Tu as bien fait de me tenir au courant de ce qui se passe à Maréville. J’avais écrit au directeur une lettre dans laquelle, je faisais appel aux quelques bons sentiments qu’il peut avoir. Je vivrai sans doute pour constater s’il exauce mes désirs.

Je connaissais ma chérie le décès du fils du général de Castelnau, je n’avais pas voulu t’en parler, mais je l’ai appris peu de temps après, quelques heures après car je n’étais pas éloigné. Ce fut un jour qui comptera dans mon existence. Le colonel veut me faire nommer capitaine, évidemment je veux faire mon devoir, mais tout en le faisant honorablement, j’ai moins de péril que si je commandais une compagnie. Ah ! si j’étais de retour, avec la satisfaction que tout bon Français désire, comme je demanderais à être soldat de seconde classe !!

J’ai vu aussi, sur un journal le ??  hier. Quel malheur. J’en ai vu aussi ici de bien cruels dont je n’avais pas cru devoir te parler… Laffitte dont j’étais devenu le camarade, le directeur de l’express (?) a été tiré le même jour que le fils du colonel de Castelnau, en cette fameuse journée où le 37e a été tant éprouvé.

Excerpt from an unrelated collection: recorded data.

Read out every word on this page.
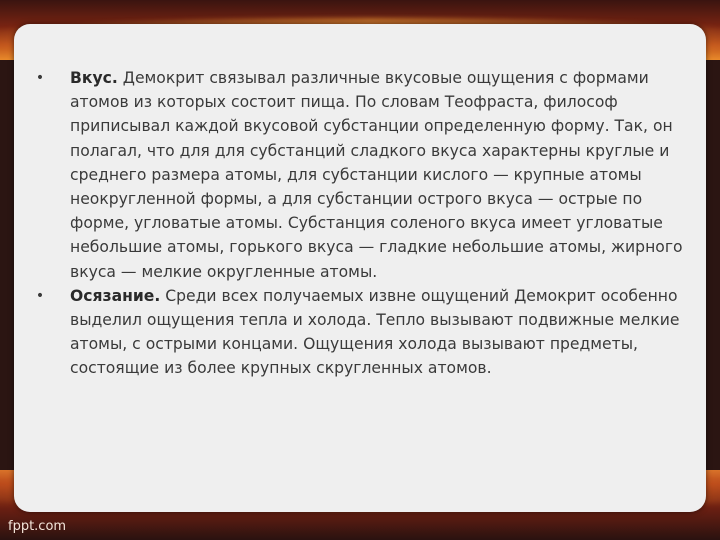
•	Вкус. Демокрит связывал различные вкусовые ощущения с формами атомов из которых состоит пища. По словам Теофраста, философ приписывал каждой вкусовой субстанции определенную форму. Так, он полагал, что для для субстанций сладкого вкуса характерны круглые и среднего размера атомы, для субстанции кислого — крупные атомы неокругленной формы, а для субстанции острого вкуса — острые по форме, угловатые атомы. Субстанция соленого вкуса имеет угловатые небольшие атомы, горького вкуса — гладкие небольшие атомы, жирного вкуса — мелкие округленные атомы.
•	Осязание. Среди всех получаемых извне ощущений Демокрит особенно выделил ощущения тепла и холода. Тепло вызывают подвижные мелкие атомы, с острыми концами. Ощущения холода вызывают предметы, состоящие из более крупных скругленных атомов.
fppt.com
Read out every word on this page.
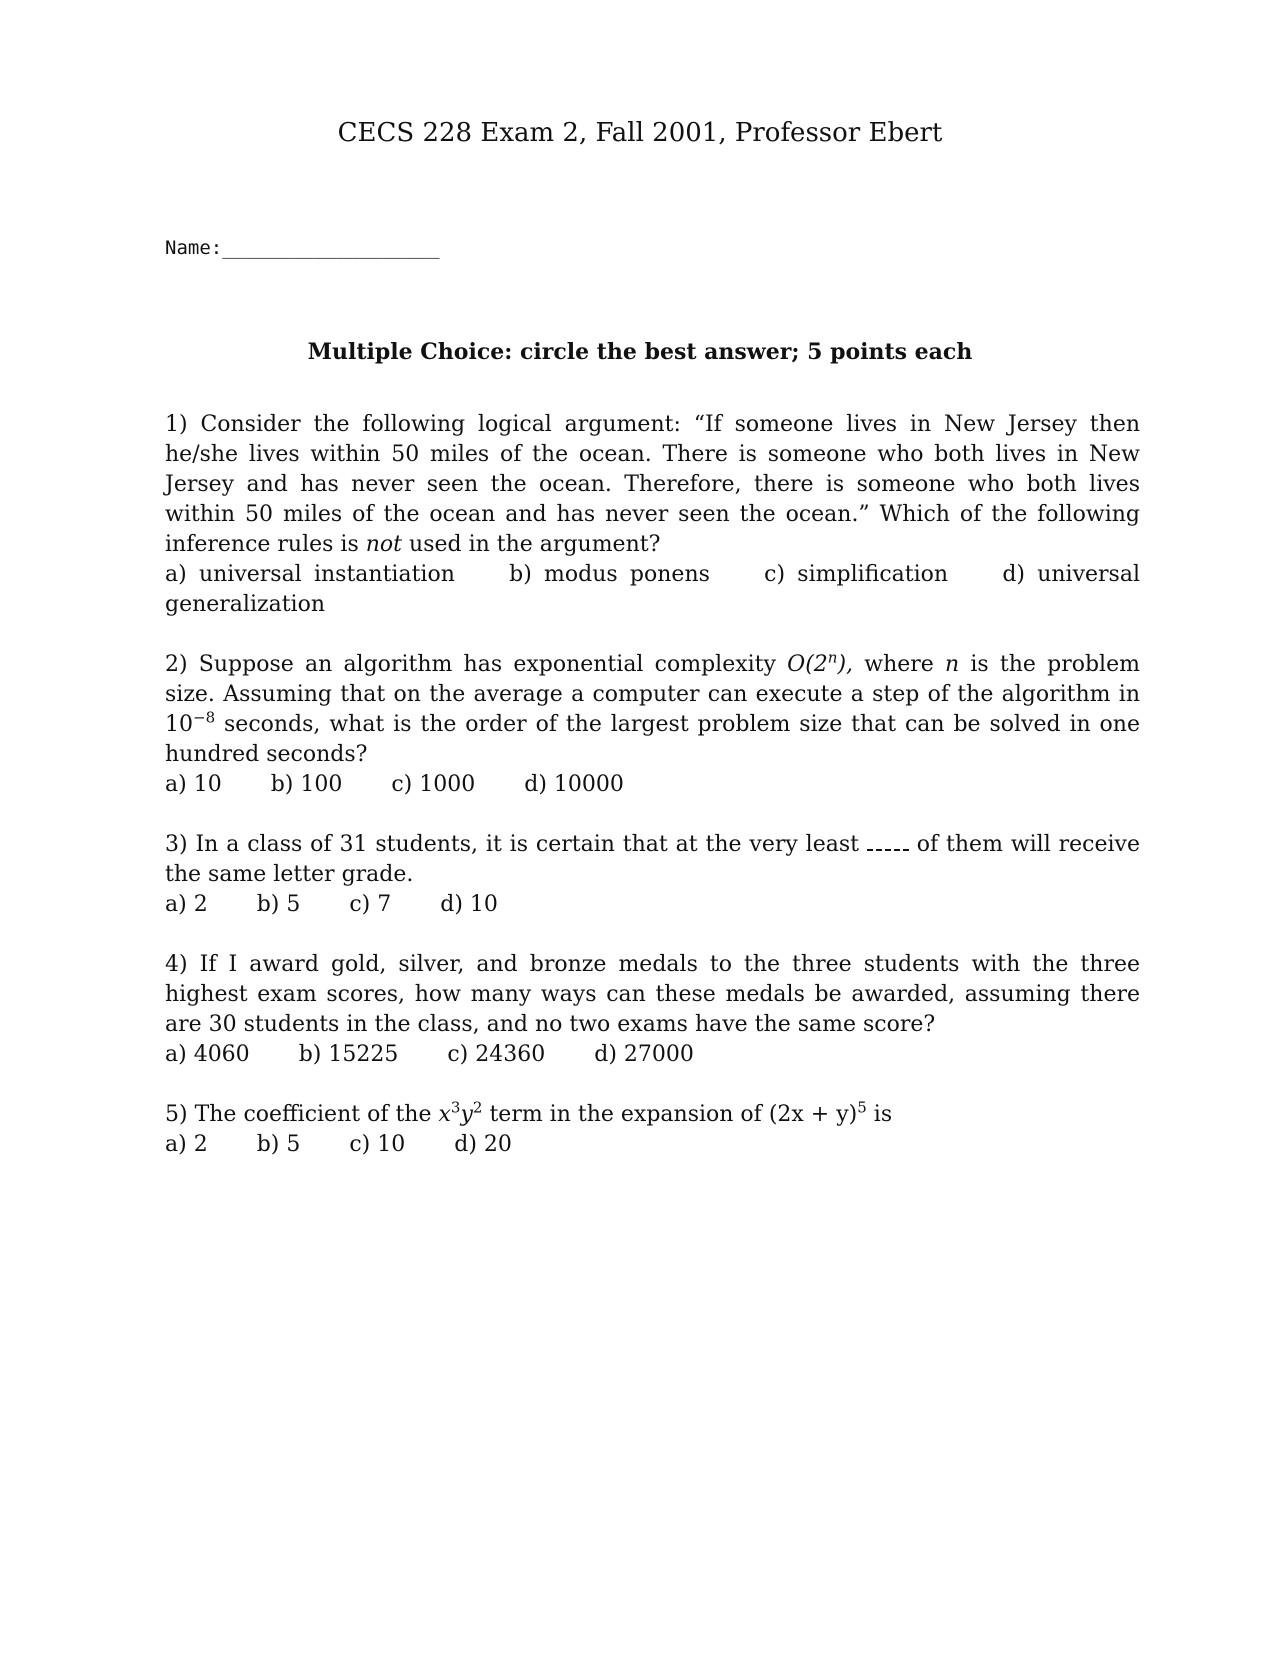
CECS 228 Exam 2, Fall 2001, Professor Ebert
Name:___________________
Multiple Choice: circle the best answer; 5 points each
1) Consider the following logical argument: “If someone lives in New Jersey then he/she lives within 50 miles of the ocean. There is someone who both lives in New Jersey and has never seen the ocean. Therefore, there is someone who both lives within 50 miles of the ocean and has never seen the ocean.” Which of the following inference rules is not used in the argument?
a) universal instantiation b) modus ponens c) simplification d) universal generalization
2) Suppose an algorithm has exponential complexity O(2$^n$), where n is the problem size. Assuming that on the average a computer can execute a step of the algorithm in $10^{-8}$ seconds, what is the order of the largest problem size that can be solved in one hundred seconds?
a) 10 b) 100 c) 1000 d) 10000
3) In a class of 31 students, it is certain that at the very least	of them will receive the same letter grade.
a) 2 b) 5 c) 7 d) 10
4) If I award gold, silver, and bronze medals to the three students with the three highest exam scores, how many ways can these medals be awarded, assuming there are 30 students in the class, and no two exams have the same score?
a) 4060 b) 15225 c) 24360 d) 27000
5) The coefficient of the $x^3y^2$ term in the expansion of $(2x + y)^5$ is
a) 2 b) 5 c) 10 d) 20
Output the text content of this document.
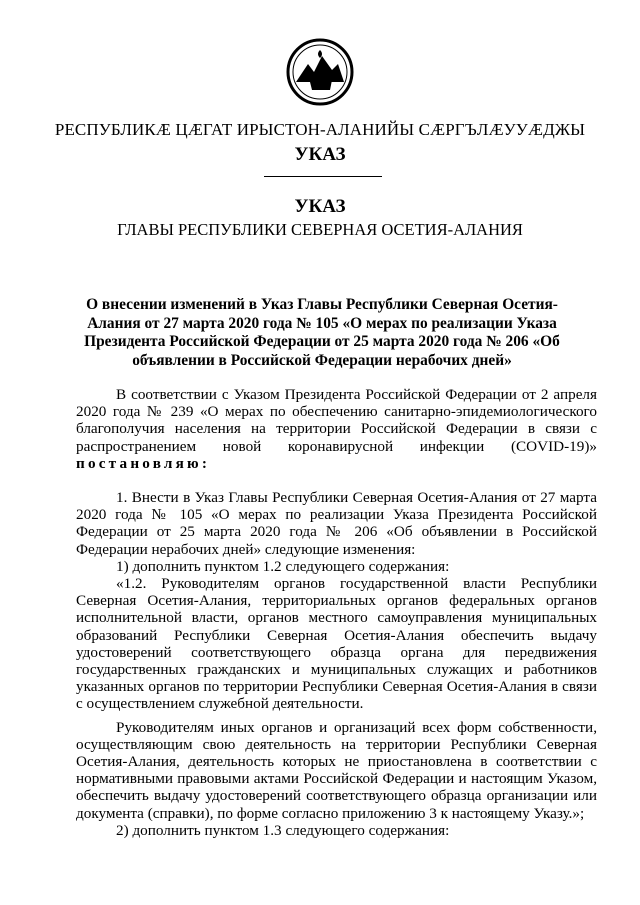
РЕСПУБЛИКӔ ЦӔГАТ ИРЫСТОН-АЛАНИЙЫ СӔРГЪЛӔУУӔДЖЫ
УКАЗ
УКАЗ
ГЛАВЫ РЕСПУБЛИКИ СЕВЕРНАЯ ОСЕТИЯ-АЛАНИЯ
О внесении изменений в Указ Главы Республики Северная Осетия-Алания от 27 марта 2020 года № 105 «О мерах по реализации Указа Президента Российской Федерации от 25 марта 2020 года № 206 «Об объявлении в Российской Федерации нерабочих дней»

В соответствии с Указом Президента Российской Федерации от 2 апреля 2020 года № 239 «О мерах по обеспечению санитарно-эпидемиологического благополучия населения на территории Российской Федерации в связи с распространением новой коронавирусной инфекции (COVID-19)» постановляю:

1. Внести в Указ Главы Республики Северная Осетия-Алания от 27 марта 2020 года № 105 «О мерах по реализации Указа Президента Российской Федерации от 25 марта 2020 года № 206 «Об объявлении в Российской Федерации нерабочих дней» следующие изменения:

1) дополнить пунктом 1.2 следующего содержания:

«1.2. Руководителям органов государственной власти Республики Северная Осетия-Алания, территориальных органов федеральных органов исполнительной власти, органов местного самоуправления муниципальных образований Республики Северная Осетия-Алания обеспечить выдачу удостоверений соответствующего образца органа для передвижения государственных гражданских и муниципальных служащих и работников указанных органов по территории Республики Северная Осетия-Алания в связи с осуществлением служебной деятельности.

Руководителям иных органов и организаций всех форм собственности, осуществляющим свою деятельность на территории Республики Северная Осетия-Алания, деятельность которых не приостановлена в соответствии с нормативными правовыми актами Российской Федерации и настоящим Указом, обеспечить выдачу удостоверений соответствующего образца организации или документа (справки), по форме согласно приложению 3 к настоящему Указу.»;

2) дополнить пунктом 1.3 следующего содержания:
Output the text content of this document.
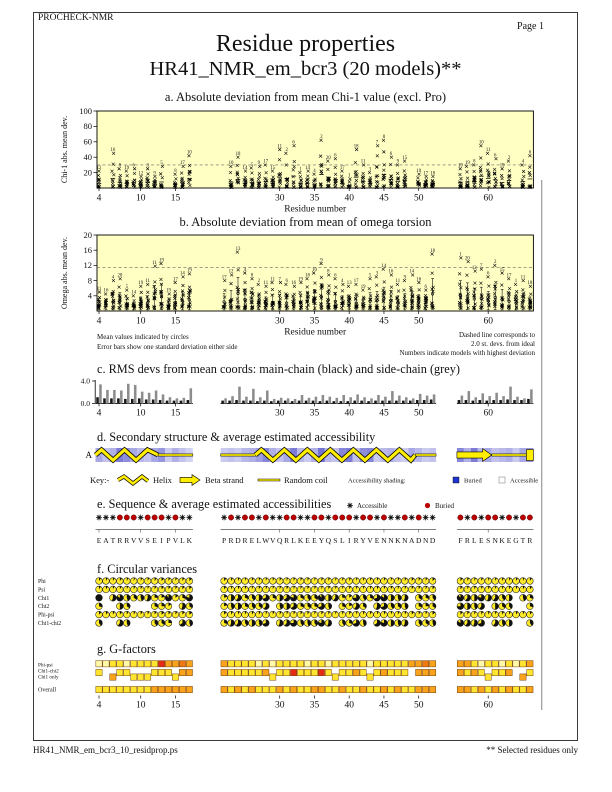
20
40
60
80
100
4	10	15	30	35	40	45	50	60
Residue number
Chi-1 abs. mean dev.	12
16
8 19 6
12
3
9
5
8
17
10
10
18
14
5 9 17
15
11
2
6
1 14
4
2
20 6
17
1
18
11
3
7
8
6
9
15
10 17 18
19 19 8
10
11
6
19
2
4
6
4
8
12
16
20
4	10	15	30	35	40	45	50	60
Residue number
Omega abs. mean dev.	11 16
4 20
5
14
19 11
11
19
19
17
14
19
17
12
13
4
8
2 11
11 7 6 16
19
18
10
9
8
6
4 13 17
19
5 3
14
16
11
9
14
16
6
18
1
20
12 7
6
2
15
17
1
11
18
4.0
0.0
4	10	15	30	35	40	45	50	60
A
Key:-	Helix	Beta strand	Random coil	Accessibility shading:	Buried	Accessible
Accessible	Buried
E A T R R V V S E I P V L K	P R D R E L W V Q R L K E E Y Q S L I R Y V E N N K N A D N D	F R L E S N K E G T R
Phi
Psi
Chi1
Chi2
Phi-psi
Chi1-chi2
Phi-psi
Chi1-chi2
Chi1 only
Overall
4	10	15	30	35	40	45	50	60
PROCHECK-NMR
Page 1
Residue properties
HR41_NMR_em_bcr3 (20 models)**
a. Absolute deviation from mean Chi-1 value (excl. Pro)
b. Absolute deviation from mean of omega torsion
Mean values indicated by circles
Error bars show one standard deviation either side
Dashed line corresponds to
2.0 st. devs. from ideal
Numbers indicate models with highest deviation
c. RMS devs from mean coords: main-chain (black) and side-chain (grey)
d. Secondary structure & average estimated accessibility
e. Sequence & average estimated accessibilities
f. Circular variances
g. G-factors
HR41_NMR_em_bcr3_10_residprop.ps	** Selected residues only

En ce moment tout est calme, les régiments de méridionaux sont fondus ou foutu le camp.

La 11e division seule reste ici et barre le passage à l’ennemi dont le désir d’entrer à Nancy est manifeste, mais c’est plus difficile paraît-il que d’entrer à Paris. Ah ! pourquoi, le désir de faire plus que je voudrais, est-il combattu par cette soif de vivre, non de vous revoir tous ! Quel jour béni sera celui-là. Depuis 2 jours, à 1000 mètres à peine de l’ennemi, nous nous calfeutrerons sous la terre, c’est le seul moyen de se défendre contre l’artillerie qui tue si bêtement. Le naturel revient au galop, et j’ai passé ma journée à capitonner avec le sapeur, un gourbi qui a l’air d’une villa. Avec des trucs les plus disparates, j’ai fait une chambre à coucher couverte en paille, où nous couchons 4, le colonel, son capitaine adjoint, son adjudant nommé sous-lieutenant aujourd’hui et moi.

Le colonel a bien ri de cette installation qui nous a permis de dormir sans avoir froid.

Le vaguemestre est appelé à Nancy, je lui confie ma lettre.

Est-ce que M.Thiery s’acquitte complaisamment de mes missives, demandes-lui.